Sheinkopf notes that crime is not only increasing in New York City, but also in upstate cities, potentially adding to Hochul’s vulnerability on her home turf.

“But she’s no pushover,” Sheinkopf says of Hochul, who rose from the town board of Hamburg, N.Y., to the Erie County clerk, to the U.S. Congress, and now the highest elected statewide office in New York. “This woman is a tough cookie, and nobody should undersell her.”

And her opponent says there is nothing he takes for granted – or writes off.

“In my previous races, I understood how important it was to show up and earn a community’s support, even in traditionally Democrat-leaning communities that Republicans had stopped campaigning in,” Zeldin says.

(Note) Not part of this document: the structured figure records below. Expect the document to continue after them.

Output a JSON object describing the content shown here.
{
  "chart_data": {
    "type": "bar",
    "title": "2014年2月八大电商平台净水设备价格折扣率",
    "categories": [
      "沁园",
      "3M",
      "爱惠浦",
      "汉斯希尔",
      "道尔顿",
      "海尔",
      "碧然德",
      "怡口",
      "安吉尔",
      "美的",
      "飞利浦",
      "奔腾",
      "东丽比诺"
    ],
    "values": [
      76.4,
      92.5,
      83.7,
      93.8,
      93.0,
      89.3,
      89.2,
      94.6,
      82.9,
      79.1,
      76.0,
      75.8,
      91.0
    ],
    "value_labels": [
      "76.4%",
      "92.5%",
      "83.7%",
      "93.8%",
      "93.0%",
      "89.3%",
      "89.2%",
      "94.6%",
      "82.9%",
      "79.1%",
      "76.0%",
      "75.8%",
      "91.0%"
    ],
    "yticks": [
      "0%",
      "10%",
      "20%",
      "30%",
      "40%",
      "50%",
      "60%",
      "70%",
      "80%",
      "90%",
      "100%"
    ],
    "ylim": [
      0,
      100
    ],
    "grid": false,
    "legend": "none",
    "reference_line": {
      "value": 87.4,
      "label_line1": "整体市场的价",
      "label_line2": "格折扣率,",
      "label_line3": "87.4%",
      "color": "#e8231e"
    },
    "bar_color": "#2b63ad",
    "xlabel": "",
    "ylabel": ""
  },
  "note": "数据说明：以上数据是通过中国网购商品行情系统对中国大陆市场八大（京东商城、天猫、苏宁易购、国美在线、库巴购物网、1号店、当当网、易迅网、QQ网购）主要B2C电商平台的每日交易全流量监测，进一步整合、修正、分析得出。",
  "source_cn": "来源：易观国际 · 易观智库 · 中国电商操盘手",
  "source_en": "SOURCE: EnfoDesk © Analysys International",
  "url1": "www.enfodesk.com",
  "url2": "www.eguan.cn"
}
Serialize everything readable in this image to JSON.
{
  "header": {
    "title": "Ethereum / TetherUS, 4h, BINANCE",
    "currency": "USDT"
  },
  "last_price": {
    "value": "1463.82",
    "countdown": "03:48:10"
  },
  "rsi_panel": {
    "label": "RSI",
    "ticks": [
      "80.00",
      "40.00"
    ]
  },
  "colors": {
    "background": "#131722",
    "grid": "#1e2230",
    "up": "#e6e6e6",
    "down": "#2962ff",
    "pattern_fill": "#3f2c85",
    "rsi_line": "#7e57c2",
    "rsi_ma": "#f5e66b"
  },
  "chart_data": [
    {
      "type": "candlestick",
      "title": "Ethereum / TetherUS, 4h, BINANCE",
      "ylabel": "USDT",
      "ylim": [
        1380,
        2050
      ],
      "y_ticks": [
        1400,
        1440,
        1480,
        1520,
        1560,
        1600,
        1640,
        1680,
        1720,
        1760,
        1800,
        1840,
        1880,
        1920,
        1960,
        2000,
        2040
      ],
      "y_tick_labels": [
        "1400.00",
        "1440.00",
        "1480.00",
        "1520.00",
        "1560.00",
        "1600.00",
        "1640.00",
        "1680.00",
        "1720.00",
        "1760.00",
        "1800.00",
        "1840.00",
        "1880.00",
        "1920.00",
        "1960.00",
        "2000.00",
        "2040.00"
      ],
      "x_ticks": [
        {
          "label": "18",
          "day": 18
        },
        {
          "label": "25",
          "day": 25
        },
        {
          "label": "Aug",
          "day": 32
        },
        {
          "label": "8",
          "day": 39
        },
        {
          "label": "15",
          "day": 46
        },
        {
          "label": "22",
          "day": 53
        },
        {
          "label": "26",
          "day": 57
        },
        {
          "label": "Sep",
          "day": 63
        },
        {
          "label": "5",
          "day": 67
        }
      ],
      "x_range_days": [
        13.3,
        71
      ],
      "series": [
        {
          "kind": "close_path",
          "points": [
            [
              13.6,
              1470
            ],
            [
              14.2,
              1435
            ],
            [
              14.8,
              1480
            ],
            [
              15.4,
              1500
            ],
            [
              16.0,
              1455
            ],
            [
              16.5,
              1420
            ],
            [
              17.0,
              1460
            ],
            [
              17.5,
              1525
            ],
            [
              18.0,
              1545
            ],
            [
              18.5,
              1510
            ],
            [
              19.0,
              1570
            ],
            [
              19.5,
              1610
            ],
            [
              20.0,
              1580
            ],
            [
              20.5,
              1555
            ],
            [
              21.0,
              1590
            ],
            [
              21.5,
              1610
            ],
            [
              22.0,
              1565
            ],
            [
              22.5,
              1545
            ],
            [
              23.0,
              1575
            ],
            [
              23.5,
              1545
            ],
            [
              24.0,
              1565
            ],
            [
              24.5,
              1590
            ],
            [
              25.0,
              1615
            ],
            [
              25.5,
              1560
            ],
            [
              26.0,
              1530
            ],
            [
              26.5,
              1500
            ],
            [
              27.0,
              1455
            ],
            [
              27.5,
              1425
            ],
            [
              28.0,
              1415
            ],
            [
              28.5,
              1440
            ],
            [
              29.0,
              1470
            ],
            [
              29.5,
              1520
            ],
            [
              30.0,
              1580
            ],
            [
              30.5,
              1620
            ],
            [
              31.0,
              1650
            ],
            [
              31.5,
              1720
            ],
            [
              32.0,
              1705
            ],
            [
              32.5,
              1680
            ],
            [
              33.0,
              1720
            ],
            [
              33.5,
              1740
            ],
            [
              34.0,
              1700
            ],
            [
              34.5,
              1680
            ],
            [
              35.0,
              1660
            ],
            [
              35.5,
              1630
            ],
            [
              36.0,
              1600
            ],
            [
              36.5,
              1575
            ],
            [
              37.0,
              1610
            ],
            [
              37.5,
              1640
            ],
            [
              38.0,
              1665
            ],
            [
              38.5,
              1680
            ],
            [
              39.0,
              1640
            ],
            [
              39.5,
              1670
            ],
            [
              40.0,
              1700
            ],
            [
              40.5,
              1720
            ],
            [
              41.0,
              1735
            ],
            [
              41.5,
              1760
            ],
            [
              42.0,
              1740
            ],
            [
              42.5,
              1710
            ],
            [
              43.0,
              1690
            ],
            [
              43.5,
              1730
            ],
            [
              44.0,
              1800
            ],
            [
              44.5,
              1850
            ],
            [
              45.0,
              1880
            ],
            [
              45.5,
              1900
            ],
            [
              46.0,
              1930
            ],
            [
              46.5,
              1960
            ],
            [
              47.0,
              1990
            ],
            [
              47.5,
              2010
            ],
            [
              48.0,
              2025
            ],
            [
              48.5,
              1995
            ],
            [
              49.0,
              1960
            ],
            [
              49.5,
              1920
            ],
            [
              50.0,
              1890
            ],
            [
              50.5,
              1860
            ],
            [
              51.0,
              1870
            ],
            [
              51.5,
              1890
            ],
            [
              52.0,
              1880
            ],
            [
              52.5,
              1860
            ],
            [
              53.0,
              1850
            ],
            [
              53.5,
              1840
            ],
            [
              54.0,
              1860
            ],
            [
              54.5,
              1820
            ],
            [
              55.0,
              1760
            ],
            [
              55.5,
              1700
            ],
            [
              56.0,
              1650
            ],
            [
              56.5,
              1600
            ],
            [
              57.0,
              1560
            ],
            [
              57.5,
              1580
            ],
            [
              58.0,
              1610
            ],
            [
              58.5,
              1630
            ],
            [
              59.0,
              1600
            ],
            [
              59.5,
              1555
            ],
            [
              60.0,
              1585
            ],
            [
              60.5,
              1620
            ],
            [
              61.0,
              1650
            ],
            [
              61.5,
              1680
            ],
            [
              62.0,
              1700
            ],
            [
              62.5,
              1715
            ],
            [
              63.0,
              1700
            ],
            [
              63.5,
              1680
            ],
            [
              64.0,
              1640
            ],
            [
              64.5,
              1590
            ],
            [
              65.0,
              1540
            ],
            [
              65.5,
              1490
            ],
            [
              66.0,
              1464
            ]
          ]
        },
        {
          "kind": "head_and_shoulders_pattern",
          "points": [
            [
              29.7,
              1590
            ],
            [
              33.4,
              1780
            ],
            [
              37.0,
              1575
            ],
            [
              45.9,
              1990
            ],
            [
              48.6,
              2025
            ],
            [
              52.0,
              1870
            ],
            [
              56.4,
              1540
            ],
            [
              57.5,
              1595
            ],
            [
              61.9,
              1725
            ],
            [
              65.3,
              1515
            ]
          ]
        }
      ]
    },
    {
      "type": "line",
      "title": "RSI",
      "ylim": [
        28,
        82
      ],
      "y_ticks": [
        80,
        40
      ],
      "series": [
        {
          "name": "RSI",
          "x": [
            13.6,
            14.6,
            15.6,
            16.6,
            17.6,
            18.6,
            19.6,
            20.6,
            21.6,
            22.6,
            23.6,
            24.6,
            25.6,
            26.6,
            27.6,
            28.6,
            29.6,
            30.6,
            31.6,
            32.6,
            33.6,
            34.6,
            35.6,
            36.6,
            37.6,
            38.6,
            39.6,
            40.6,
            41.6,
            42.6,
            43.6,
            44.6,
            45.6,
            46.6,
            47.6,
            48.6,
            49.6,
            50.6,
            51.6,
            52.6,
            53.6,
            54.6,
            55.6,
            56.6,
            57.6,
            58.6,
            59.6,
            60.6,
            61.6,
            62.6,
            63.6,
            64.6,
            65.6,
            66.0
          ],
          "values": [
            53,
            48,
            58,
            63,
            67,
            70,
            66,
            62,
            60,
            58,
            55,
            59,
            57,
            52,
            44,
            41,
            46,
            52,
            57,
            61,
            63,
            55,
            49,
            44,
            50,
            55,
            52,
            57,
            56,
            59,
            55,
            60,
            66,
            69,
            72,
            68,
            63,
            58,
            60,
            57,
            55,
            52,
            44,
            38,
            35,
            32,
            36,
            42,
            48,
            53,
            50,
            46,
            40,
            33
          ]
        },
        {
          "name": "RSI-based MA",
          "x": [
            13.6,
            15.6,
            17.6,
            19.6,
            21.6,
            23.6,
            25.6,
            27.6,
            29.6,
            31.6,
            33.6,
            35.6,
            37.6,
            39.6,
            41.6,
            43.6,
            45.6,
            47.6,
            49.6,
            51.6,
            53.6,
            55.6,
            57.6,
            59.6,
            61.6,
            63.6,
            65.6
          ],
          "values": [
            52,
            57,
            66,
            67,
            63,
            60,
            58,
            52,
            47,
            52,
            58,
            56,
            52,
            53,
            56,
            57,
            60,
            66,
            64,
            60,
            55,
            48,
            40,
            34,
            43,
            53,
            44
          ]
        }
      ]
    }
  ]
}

“Running for governor, I’m taking that same approach. In the first six months after entering the race in April 2021, I campaigned in each of New York’s 62 counties at least twice, most of them many more times than that. The issues I hear about are very similar all across New York from voters of all walks of life. Every day, I hear about the attacks on New Yorkers’ safety, wallets, freedoms, and kids’ education.

“Now, these issues can mean something different to different people. In Rochester, the murder rate is amongst the highest in the nation. Meanwhile, the Jewish community is experiencing antisemitic violence we haven’t seen since the early 90s. We’re all suffering from the lawlessness of Kathy Hochul’s New York.”